You’re thinking too much, Anna told herself. This is another date tic of yours, and it’s much more unattractive than the tangfastics.
But where was he? It was ten past nine, and they’d agreed to meet at nine. Anna was standing outside the Maypole and behind her could hear shrieks and various snatches of ‘Part of Your World.’ What would be the collective noun for a group of thesps, she wondered. A scream of thesps? A truck? A –
And there he was. Billy Franklin, wrapped in a grey wool coat, standing not more than five feet away. She thought about telling him that he’d crept up on her like a big grey rabbit but decided against it.
‘Hi!’ She moved towards him, and he to her. Was he going to hug her? Yes. Yes he was and he did.
‘Hi.’ He said again, before giving her a smile so open and happy that she was, momentarily, disarmed. ‘You look beautiful.’
Anna couldn’t help the instinctive stomach clench. Really?
But she did. She looked utterly beautiful. Billy had stood staring at her for a minute before approaching. Had she known that she’d been twitching slightly at the Disney fragments? That the sweet packet she’d put in the bin had flown out and was rustling by her feet?
She interrupted his thoughts. ‘Shall we head in?’
He nodded. ‘Sure.’ Another grin. ‘After you.’
‘And that’s when I told him – no.’
Billy and Anna were two hours into their date. The crowd in the Maypole had thinned and swelled in patterns that had gone unnoticed by them. They had been talking about – not everything and anything, but specific and interesting anecdotes, pre-assembled in Anna’s case, but reactive in Billy’s. Of course, he had had things he thought he might say to Anna but they had blazed out of his head the moment he’d seen her outside the Maypole. To just be sitting at a table opposite her made him feel like he was occupying some kind of bright, other plane. His inhibitions had vanished, and there was nothing she said that he was unable to pick up and discuss. Essentially, he felt as if he were very, very high. Currently they were on the topic of Billy’s year nine French exchange, for whom the wonders of Camden Market had travelled across the Channel, and who would make bids to get there at all hours of the day.
‘“No,” I said. “No more Camden Market for you. If you want an Andy Warhol print I will find you one online, but we’re in a biology class now and we can’t just leave. Go and find your petri dish.”’
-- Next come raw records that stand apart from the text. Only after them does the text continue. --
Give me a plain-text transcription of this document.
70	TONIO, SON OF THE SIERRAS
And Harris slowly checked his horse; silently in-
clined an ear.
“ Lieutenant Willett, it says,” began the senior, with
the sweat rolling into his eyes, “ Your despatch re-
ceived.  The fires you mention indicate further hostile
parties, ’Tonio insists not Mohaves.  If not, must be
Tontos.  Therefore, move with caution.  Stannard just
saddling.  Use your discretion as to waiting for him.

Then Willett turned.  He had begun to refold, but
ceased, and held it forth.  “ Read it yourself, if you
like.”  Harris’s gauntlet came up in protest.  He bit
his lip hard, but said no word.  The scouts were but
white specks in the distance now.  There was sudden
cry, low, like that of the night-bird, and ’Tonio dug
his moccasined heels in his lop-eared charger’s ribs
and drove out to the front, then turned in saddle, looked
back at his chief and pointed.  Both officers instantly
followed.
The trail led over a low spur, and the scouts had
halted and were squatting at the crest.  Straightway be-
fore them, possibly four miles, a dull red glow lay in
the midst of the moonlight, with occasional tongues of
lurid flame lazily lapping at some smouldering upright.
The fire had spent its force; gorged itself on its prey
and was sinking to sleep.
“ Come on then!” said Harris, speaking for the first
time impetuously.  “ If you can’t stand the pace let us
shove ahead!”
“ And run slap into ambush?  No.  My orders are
Anna laughed. ‘Tout suite.’
‘Exactly.’ There was a pause and he looked at her, but it was for too long, and Anna suddenly felt uncomfortable.
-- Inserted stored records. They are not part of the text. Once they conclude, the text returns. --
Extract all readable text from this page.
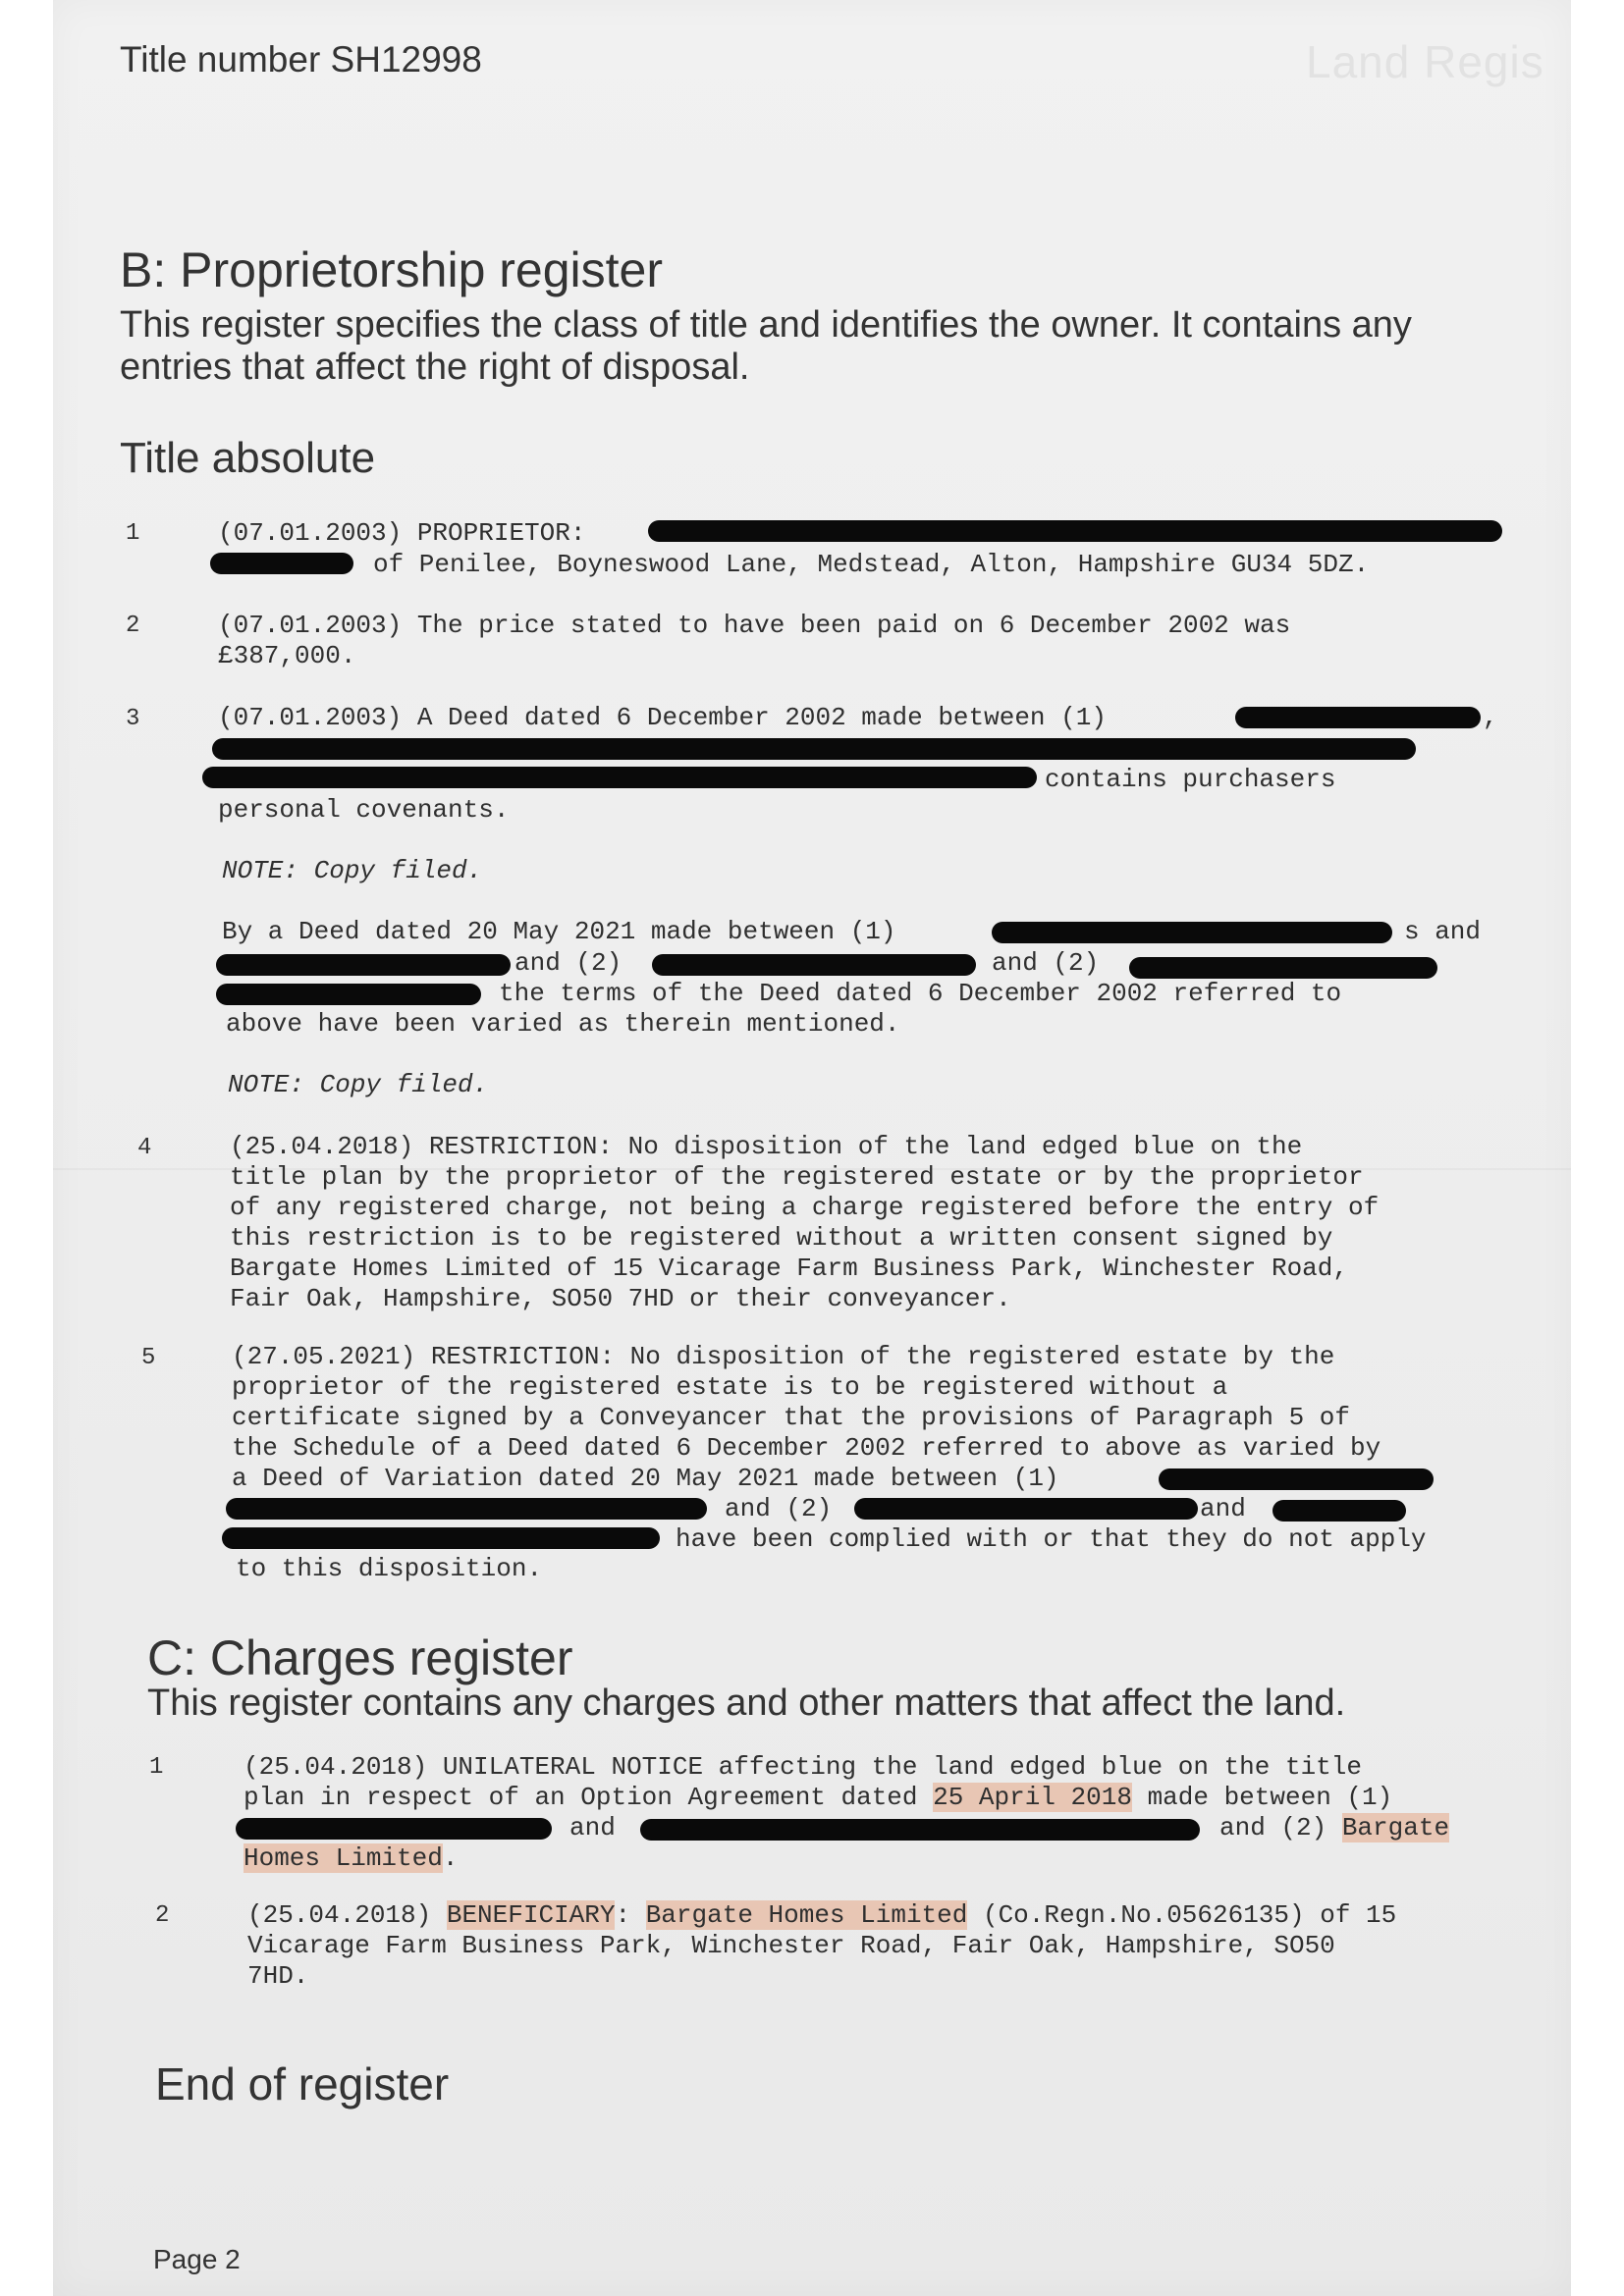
Land Regis
Title number SH12998
B: Proprietorship register
This register specifies the class of title and identifies the owner. It contains any
entries that affect the right of disposal.
Title absolute
1	(07.01.2003) PROPRIETOR:
of Penilee, Boyneswood Lane, Medstead, Alton, Hampshire GU34 5DZ.
2	(07.01.2003) The price stated to have been paid on 6 December 2002 was
£387,000.
3	(07.01.2003) A Deed dated 6 December 2002 made between (1)	,
contains purchasers
personal covenants.
NOTE: Copy filed.
By a Deed dated 20 May 2021 made between (1)	s and
and (2)	and (2)
the terms of the Deed dated 6 December 2002 referred to
above have been varied as therein mentioned.
NOTE: Copy filed.
4	(25.04.2018) RESTRICTION: No disposition of the land edged blue on the
title plan by the proprietor of the registered estate or by the proprietor
of any registered charge, not being a charge registered before the entry of
this restriction is to be registered without a written consent signed by
Bargate Homes Limited of 15 Vicarage Farm Business Park, Winchester Road,
Fair Oak, Hampshire, SO50 7HD or their conveyancer.
5	(27.05.2021) RESTRICTION: No disposition of the registered estate by the
proprietor of the registered estate is to be registered without a
certificate signed by a Conveyancer that the provisions of Paragraph 5 of
the Schedule of a Deed dated 6 December 2002 referred to above as varied by
a Deed of Variation dated 20 May 2021 made between (1)
and (2)	and
have been complied with or that they do not apply
to this disposition.
C: Charges register
This register contains any charges and other matters that affect the land.
1	(25.04.2018) UNILATERAL NOTICE affecting the land edged blue on the title
plan in respect of an Option Agreement dated 25 April 2018 made between (1)
and	and (2) Bargate
Homes Limited.
2	(25.04.2018) BENEFICIARY: Bargate Homes Limited (Co.Regn.No.05626135) of 15
Vicarage Farm Business Park, Winchester Road, Fair Oak, Hampshire, SO50
7HD.
End of register
Page 2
‘I think I should be heading off. I have some stuff to do for tomorrow.’
‘OK.’ The grin he gave her was broad and not disappointed at all, and Anna felt perturbed instead. ‘I’ll walk you back,’ he said.
‘I mean we do both live in Whewell’s,’ she replied, referencing their accommodation in Trinity.
‘Isn’t that nice?’
‘Right.’ She picked up her coat and gave him a little nudge out. ‘Let’s go.’
The walk back was brisk, and Anna had only got halfway through the story of her German exchange who had insisted on dressing up her dog by the time they reached Whewell’s. They stopped in the little courtyard where Anna would go left and Billy right.
‘The double glazing of these walls gets me every time.’ She smiled at him. ‘It can be as loud as anything outside and then as soon as you step through the door all the noise just goes.’
‘Can I kiss you?’
Now Anna had been asked this before. By tall boys who had smiled at her meaningfully. But Billy was looking at her frankly and steadily, and her first instinct was to laugh and look away. But then she remembered why she’d agreed to the date in the first place, how she was tired of boys who didn’t seem to listen when she talked and how Billy seemed different – intense, yes, and odd, but also somehow decent… This thinking time on her part, however, had understandably read as a no, and had earned her a rueful smile from Billy.
‘Night Anna. I hope your dog didn’t – ’ when she leaned in and kissed him, and in the process changed the course of Billy Franklin’s life forever.